With the start of water pumping from the local Schlumpquelle in 1887 and the commissioning of the waterworks in Goslarschen Landstrasse in 1894, the systematic construction of a modern public water supply began, which soon replaced the supply network of the Sültequelle; by November 1895, all systems and the water art at the Ostertor were dismantled. From 1896, the water from the Sültequelle was diverted via a pipeline to supply the municipal gas works and the Hildesheim indoor pool on Speicherstrasse. Today the water feeds the senior citizen's ditch in Liebesgrund.

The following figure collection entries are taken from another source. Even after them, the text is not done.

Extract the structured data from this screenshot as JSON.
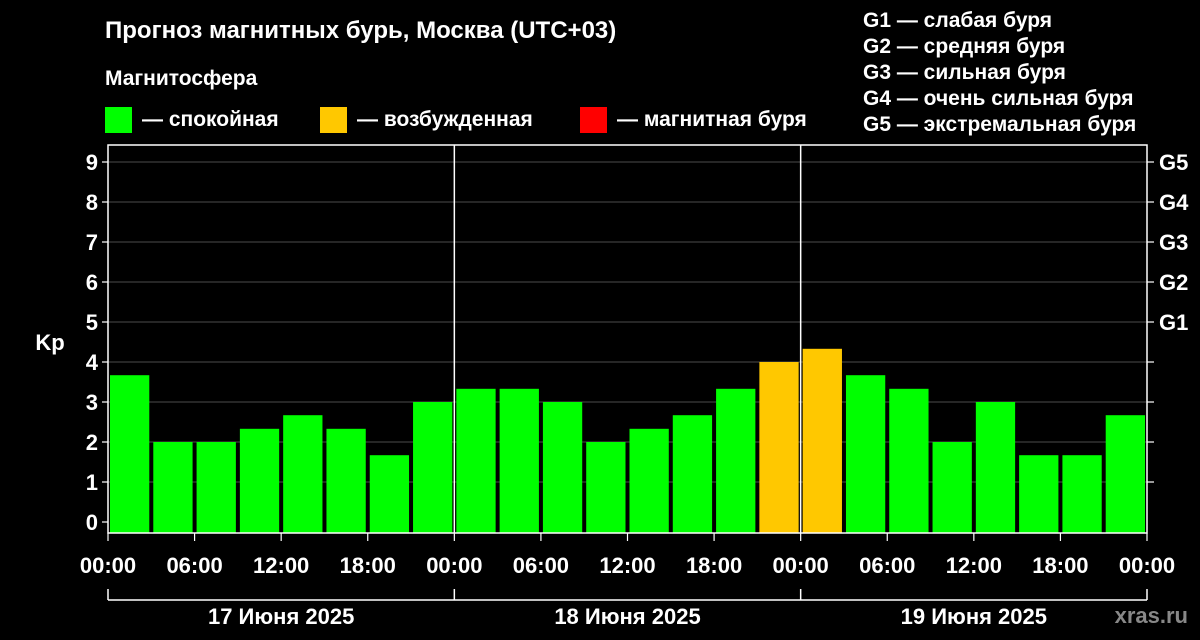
{
  "title": "Прогноз магнитных бурь, Москва (UTC+03)",
  "magnetosphere_label": "Магнитосфера",
  "legend": [
    {
      "color": "#00ff00",
      "label": "— спокойная"
    },
    {
      "color": "#ffc800",
      "label": "— возбужденная"
    },
    {
      "color": "#ff0000",
      "label": "— магнитная буря"
    }
  ],
  "g_scale": [
    "G1 — слабая буря",
    "G2 — средняя буря",
    "G3 — сильная буря",
    "G4 — очень сильная буря",
    "G5 — экстремальная буря"
  ],
  "watermark": "xras.ru",
  "chart_data": {
    "type": "bar",
    "ylabel": "Kp",
    "ylim": [
      0,
      9
    ],
    "y_ticks": [
      "0",
      "1",
      "2",
      "3",
      "4",
      "5",
      "6",
      "7",
      "8",
      "9"
    ],
    "right_ticks": [
      {
        "kp": 5,
        "label": "G1"
      },
      {
        "kp": 6,
        "label": "G2"
      },
      {
        "kp": 7,
        "label": "G3"
      },
      {
        "kp": 8,
        "label": "G4"
      },
      {
        "kp": 9,
        "label": "G5"
      }
    ],
    "x_tick_labels": [
      "00:00",
      "06:00",
      "12:00",
      "18:00",
      "00:00",
      "06:00",
      "12:00",
      "18:00",
      "00:00",
      "06:00",
      "12:00",
      "18:00",
      "00:00"
    ],
    "days": [
      "17 Июня 2025",
      "18 Июня 2025",
      "19 Июня 2025"
    ],
    "values": [
      3.67,
      2.0,
      2.0,
      2.33,
      2.67,
      2.33,
      1.67,
      3.0,
      3.33,
      3.33,
      3.0,
      2.0,
      2.33,
      2.67,
      3.33,
      4.0,
      4.33,
      3.67,
      3.33,
      2.0,
      3.0,
      1.67,
      1.67,
      2.67
    ],
    "bar_status": [
      "quiet",
      "quiet",
      "quiet",
      "quiet",
      "quiet",
      "quiet",
      "quiet",
      "quiet",
      "quiet",
      "quiet",
      "quiet",
      "quiet",
      "quiet",
      "quiet",
      "quiet",
      "active",
      "active",
      "quiet",
      "quiet",
      "quiet",
      "quiet",
      "quiet",
      "quiet",
      "quiet"
    ],
    "status_colors": {
      "quiet": "#00ff00",
      "active": "#ffc800",
      "storm": "#ff0000"
    }
  }
}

The masonry and covered reservoir of the spring from the 1840s has been preserved to this day, but the building in its current form dates from the 1970s.

literature

Web links

Commons : Sülte  - collection of images, videos and audio files
  • Entry by Gudrun Pischke zu Sülte in the scientific database " EBIDAT " of the European Castle Institute

Individual evidence

  1. Wolfherrii vita posterior Godehardi episcopi. In: Monumenta Germaniae Historica , vol. 13, p. 207, section 20, lines 18-27 (1854).
  2. A. v. Cohausen : The place where the Hildesheim silver treasure was found. In: Anzeiger für Kunde der deutschen Vorzeit (Organ of the Germanisches Museum ), vol. 17, p. 190 (1870).
  3. ^ Helmut von Jan : Bishop, City and Citizen. Essays on the history of Hildesheim. Bernward, Hildesheim 1985, ISBN 3-87065-375-2 .
  4. ^ Magdalenen.com: Church history. ( Memento of December 26, 2005 in the Internet Archive ).
  5. The history of the AMEOS Clinic Hildesheim. Ameos Group website , accessed January 28, 2018.
  6. a b Anke Twachtmann-Schlichter: City of Hildesheim (= monument topography Federal Republic of Germany . Architectural monuments in Lower Saxony. Vol. 14.1. Publications of the Lower State Office for Monument Preservation ). Niemeyer, Hameln 2007, p. 225.
  7. Hildesheimer Allgemeine Zeitung : Hildesheimer story (s): Day 50. Ghost swamp, mental hospital, star hotel. (2015). Retrieved August 8, 2016.
  8. cf. Wolfgang Gaus and Annette Flos: Hildesheim's water supply from the Middle Ages to the industrial age. In: Wasserkunst und Wasserwerk. Hildesheim water supply through the ages. Booklet accompanying the exhibition of the same name in the City History Collection of the Roemer and Pelizaeus Museum in the bone carving office. Verlag August Lax, Hildesheim 1992, ISBN 3-7848-6254-3 , p. 28.
  9. Julius Wilbrand: The disinfection on a large scale in cholera epidemics: According to scientific. Principien practische carried out in 1867 at Hildesheim. Gerstenberg, Hildesheim 1873, p. 44.
  10. ^ Johannes Heinrich Gebauer : History of the city of Hildesheim. 2 volumes, Lax, Hildesheim and Leipzig 1922–1924, Vol. II, p. 471.
  11. a b cf. Heinz Röhl: History of the gas and water supply in Hildesheim 1861-2001. Published by Selbstverlag , Hildesheim 2002, pp. 78, 85–86.
  12. Hildesheimer Allgemeine Zeitung : Hildesheimer story (s): Day 113. Godehard's fight with the dragon. (2015). Retrieved August 8, 2016.